During a panel at the Korea Blockchain Week on Tuesday, European Union Advisor Peter Kerstens announced that NFT collections will receive the same treatment as cryptocurrencies under the Markets in Crypto-Assets (MiCA) law, requiring express authorization from the EU before sale.
Kerstens explains: “If a token is issued as a collection or as a series – even though the issuer may call it an NFT and even though each individual token in that series may be unique – it’s not considered to be an NFT, so the requirements will apply.”
NFT holders, now officially crypto-asset service providers (CASPs), will be required to submit regular accounts of their activities and a white paper detailing the NFT protocol to the European Securities and Markets Authority (ESMA) at their local governments.

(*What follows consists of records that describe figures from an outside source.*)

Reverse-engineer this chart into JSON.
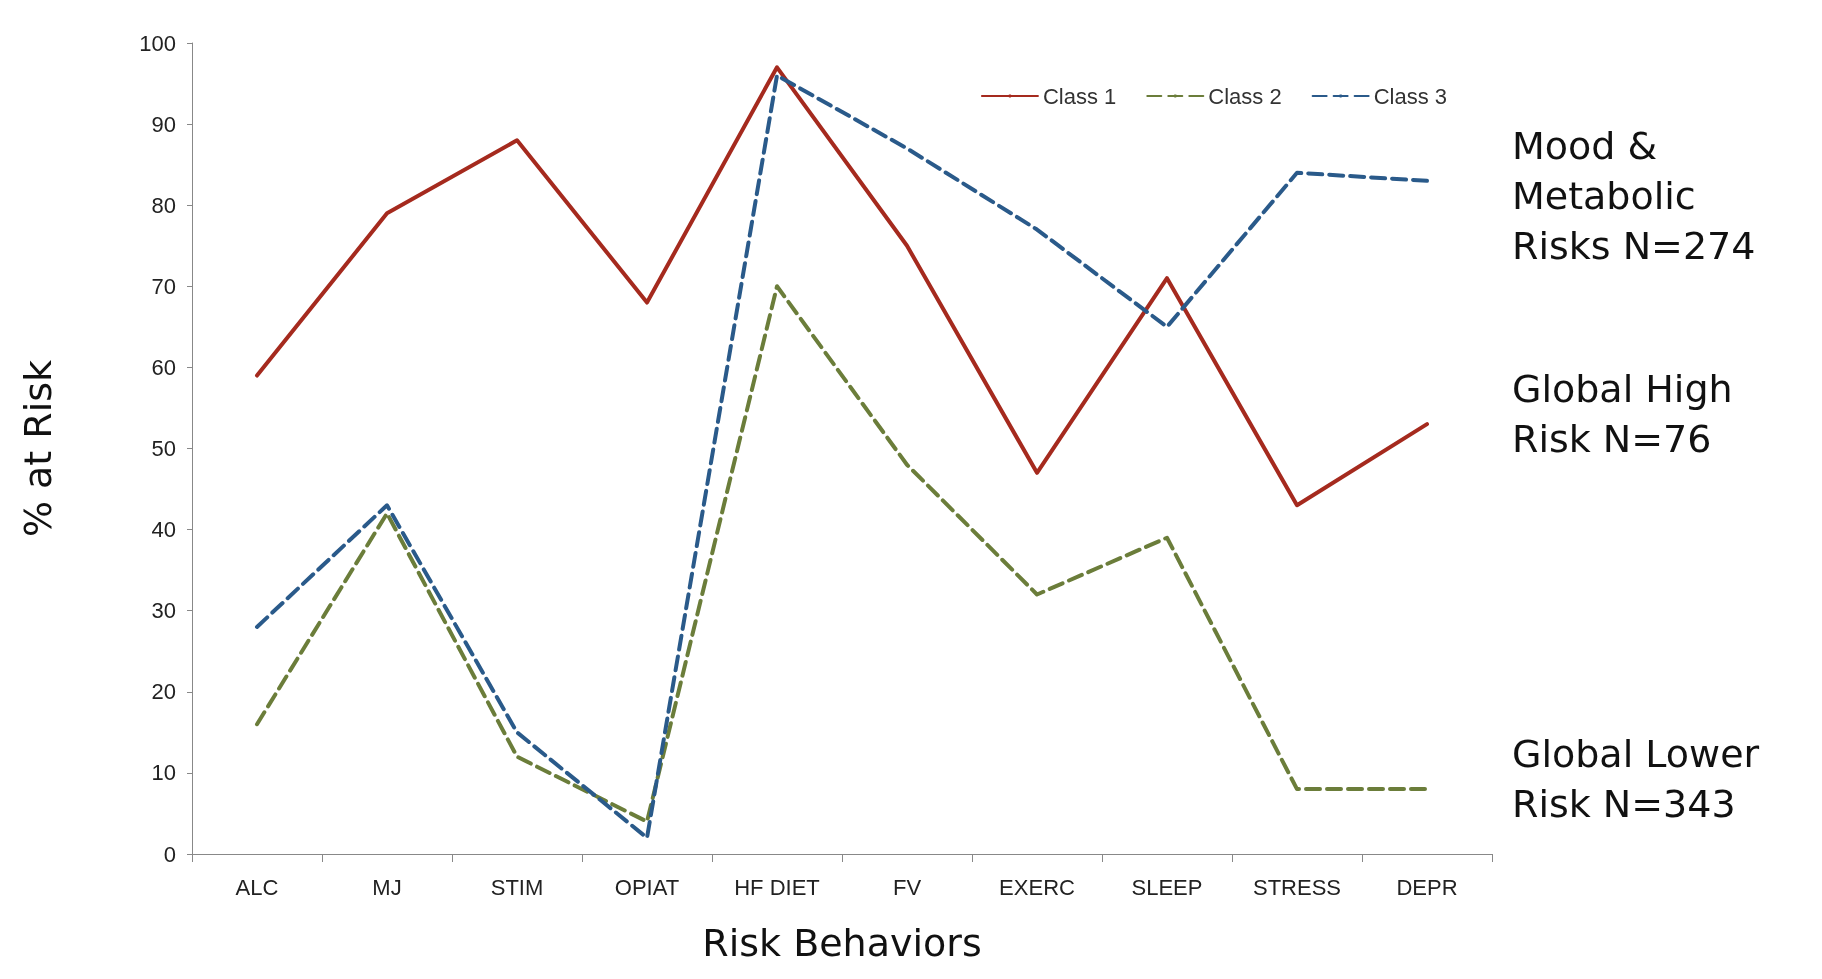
{
  "chart_data": {
    "type": "line",
    "xlabel": "Risk Behaviors",
    "ylabel": "% at Risk",
    "categories": [
      "ALC",
      "MJ",
      "STIM",
      "OPIAT",
      "HF DIET",
      "FV",
      "EXERC",
      "SLEEP",
      "STRESS",
      "DEPR"
    ],
    "series": [
      {
        "name": "Class 1",
        "color": "#a52a1e",
        "line_style": "solid",
        "values": [
          59,
          79,
          88,
          68,
          97,
          75,
          47,
          71,
          43,
          53
        ]
      },
      {
        "name": "Class 2",
        "color": "#6b7d3a",
        "line_style": "dashed",
        "values": [
          16,
          42,
          12,
          4,
          70,
          48,
          32,
          39,
          8,
          8
        ]
      },
      {
        "name": "Class 3",
        "color": "#2a5a8a",
        "line_style": "dashed",
        "values": [
          28,
          43,
          15,
          2,
          96,
          87,
          77,
          65,
          84,
          83
        ]
      }
    ],
    "ylim": [
      0,
      100
    ],
    "yticks": [
      0,
      10,
      20,
      30,
      40,
      50,
      60,
      70,
      80,
      90,
      100
    ],
    "grid": false,
    "legend": "top right",
    "marker": "none",
    "annotations": [
      {
        "text": "Mood & Metabolic Risks N=274",
        "x": "DEPR",
        "y": 83
      },
      {
        "text": "Global High Risk N=76",
        "x": "DEPR",
        "y": 53
      },
      {
        "text": "Global Lower Risk N=343",
        "x": "DEPR",
        "y": 8
      }
    ]
  }
}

According to the press release, “this regulatory framework will protect investors and preserve financial stability, while allowing innovation and fostering the attractiveness of the crypto-asset sector.”
Holders are also forbidden from offering any promises on the value of any given NFT project that would mislead people into buying them.
Despite previous claims that NFTs would be excluded from MiCa, these regulations aim to limit instances where crypto assets are used for money laundering and other illicit purposes such as wash trading.
Originally put forward by the European Commission in September 2020 and finalized in late June, MiCA were made to protect consumers on an EU-level against some of the risks associated with the investment in crypto-assets. Ernest Urtasum, a member of the European Parliament, explains that through MiCa, “we will have a common harmonized EU-wide regime for crypto-asset issuers and service providers, that will provide security for investors and support sustainability, while reducing fragmentation and increasing legal clarity.”